After a 3-month takeover battle, Pfizer Inc. on February 7 agreed to buy rival Warner-Lambert Co. for $90 billion in stock, creating the No. 1 US drug maker and the second largest in the world. The deal brings together the industry's two fastest-growing companies to form a pharmaceutical powerhouse generating annual revenues of $28 billion and with a research and development budget of $4.7 billion in 2000.

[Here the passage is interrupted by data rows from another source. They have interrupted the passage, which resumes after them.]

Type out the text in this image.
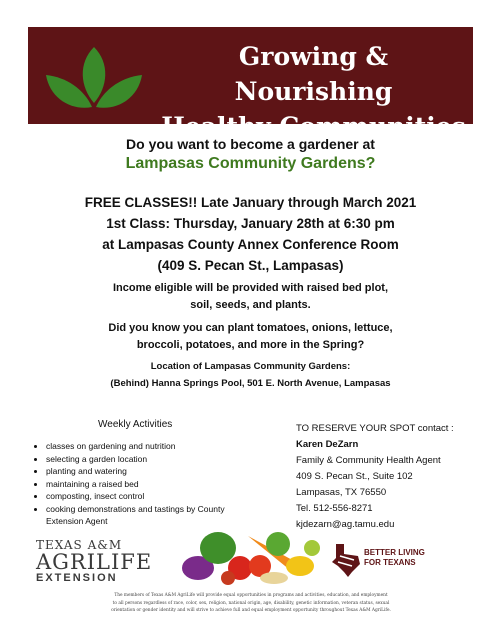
Growing & Nourishing
Healthy Communities
Do you want to become a gardener at
Lampasas Community Gardens?
FREE CLASSES!! Late January through March 2021
1st Class: Thursday, January 28th at 6:30 pm
at Lampasas County Annex Conference Room
(409 S. Pecan St., Lampasas)
Income eligible will be provided with raised bed plot,
soil, seeds, and plants.
Did you know you can plant tomatoes, onions, lettuce,
broccoli, potatoes, and more in the Spring?
Location of Lampasas Community Gardens:
(Behind) Hanna Springs Pool, 501 E. North Avenue, Lampasas
Weekly Activities
• classes on gardening and nutrition
• selecting a garden location
• planting and watering
• maintaining a raised bed
• composting, insect control
• cooking demonstrations and tastings by County Extension Agent
TO RESERVE YOUR SPOT contact :
Karen DeZarn
Family & Community Health Agent
409 S. Pecan St., Suite 102
Lampasas, TX 76550
Tel. 512-556-8271
kjdezarn@ag.tamu.edu
TEXAS A&M
AGRILIFE
EXTENSION
BETTER LIVING
FOR TEXANS
The members of Texas A&M AgriLife will provide equal opportunities in programs and activities, education, and employment
to all persons regardless of race, color, sex, religion, national origin, age, disability, genetic information, veteran status, sexual
orientation or gender identity and will strive to achieve full and equal employment opportunity throughout Texas A&M AgriLife.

The proposed deal ends a separate plan for Morris Plains, New Jersey-based Warner-Lambert to merge with Madison, New Jersey-based American Home Products Corp. (AHP) for $58 billion. AHP will receive a $1.8 billion payment for the failure of its deal with Warner-Lambert, the largest break-up fee ever paid and nearly as much as AHP earned, excluding charges, in 1999 and in 1998. AHP, which makes the popular pain reliever Advil and the Premarin line of female hormone replacement drugs, will drop its Warner-Lambert stock options, clearing the way for Pfizer to use pooling-of-interests accounting.
Pfizer expects to close the deal by midyear and expects cost savings of $1.6 billion by the end of 2002, before one-time items, on a compounded basis. Pfizer said its net income was expected to grow at an average rate of 25% annually through 2002. The deal between Pfizer and Warner-Lambert comes amid rapid consolidation in the world pharmaceutical industry, spurred by potential cost savings and the need to spend ever-higher sums on research and development.